# Pico RTA



## Rob Fisher (13/1/17)

Vape Mail today is a limited edition (50 made) Pico RTA Titanium #31 and all the accessories. More on this beauty once I get to build it.

Reactions: Like 8 | Winner 1


----------



## Silver (13/1/17)

That looks great @Rob Fisher 
Detailing at the top of the tank looks great

I must admit, when I saw the title I thought you were selling a Pico 
Lol

Reactions: Agree 1 | Funny 2


----------



## Rob Fisher (13/1/17)

Not the easiest build and you need a syringe or needle nose bottle to fill the Pico... 26g Ni80 10 wrap Diam 2.5mm 0.88Ω firing currently at 19 watts. Very smooth airflow and nice and quiet (for TV Viewing without driving Anthea crazy) with great flavour.

Reactions: Like 1


----------



## blujeenz (13/1/17)

Nice, flavour should be very good, wicks like the Rose 3.
That molded PEEK chamber might be the next trend, easier than machining SS and also stops heat transfer to the juice and tank.

Reactions: Agree 3


----------



## Silver (13/1/17)

Nice one @Rob Fisher !
Looks like a really cute combo with the little snow wolf!

Reactions: Thanks 1


----------



## Rob Fisher (13/1/17)

blujeenz said:


> Nice, flavour should be very good, wicks like the Rose 3.
> That molded PEEK chamber might be the next trend, easier than machining SS and also stops heat transfer to the juice and tank.



@blujeenz I have been blown away with my new HE Tanks and the flavour... Happily I got all the accessories with the Pico and also have a few options with the chamber... I'm using the open one right now and will try the even smaller ones over time...

Reactions: Like 1


----------



## blujeenz (13/1/17)

Rob Fisher said:


> @blujeenz I have been blown away with my new HE Tanks and the flavour... Happily I got all the accessories with the Pico and also have a few options with the chamber... I'm using the open one right now and will try the even smaller ones over time...

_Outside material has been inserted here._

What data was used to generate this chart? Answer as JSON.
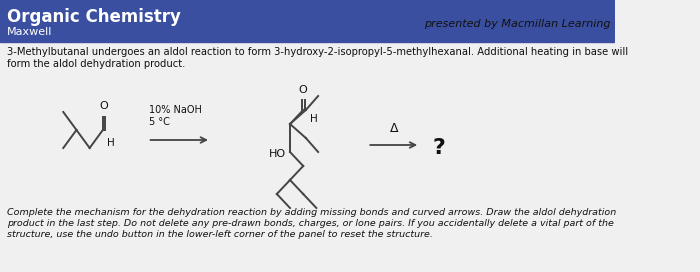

I mulled it over for a whopping 2hrs before pulling the trigger. 
The similar wicking style to the Rose3 is what sold me, the flavour should be right up my alley. 
However finding one in stock was another story, eventually spotted one at Cyclone Vapes in the UK @ 99GBP which is cheaper than the Vapeinart offering at $139.
Its the plain jane one with no drip tip or optional extras which suits me fine.
https://www.cyclonevapes.com/collections/promist-vapor-pico/products/pico-rta


----------



## boxerulez (13/1/17)

Silver said:


> That looks great @Rob Fisher
> Detailing at the top of the tank looks great
> 
> I must admit, when I saw the title I thought you were selling a Pico
> Lol



I was also expecting something completely different from the thread title... shows we are not in the HE circles.

Reactions: Funny 1


----------



## Rob Fisher (13/1/17)

blujeenz said:


> I mulled it over for a whopping 2hrs before pulling the trigger.
> The similar wicking style to the Rose3 is what sold me, the flavour should be right up my alley.
> However finding one in stock was another story, eventually spotted one at Cyclone Vapes in the UK @ 99GBP which is cheaper than the Vapeinart offering at $139.
> Its the plain jane one with no drip tip or optional extras which suits me fine.
> https://www.cyclonevapes.com/collections/promist-vapor-pico/products/pico-rta



Beautiful!

I wish I could buy from Vapeinart but everytime I try check out I get a credit card issue and they are not helpful at all... they are in fact USELESS!

Reactions: Thanks 1


----------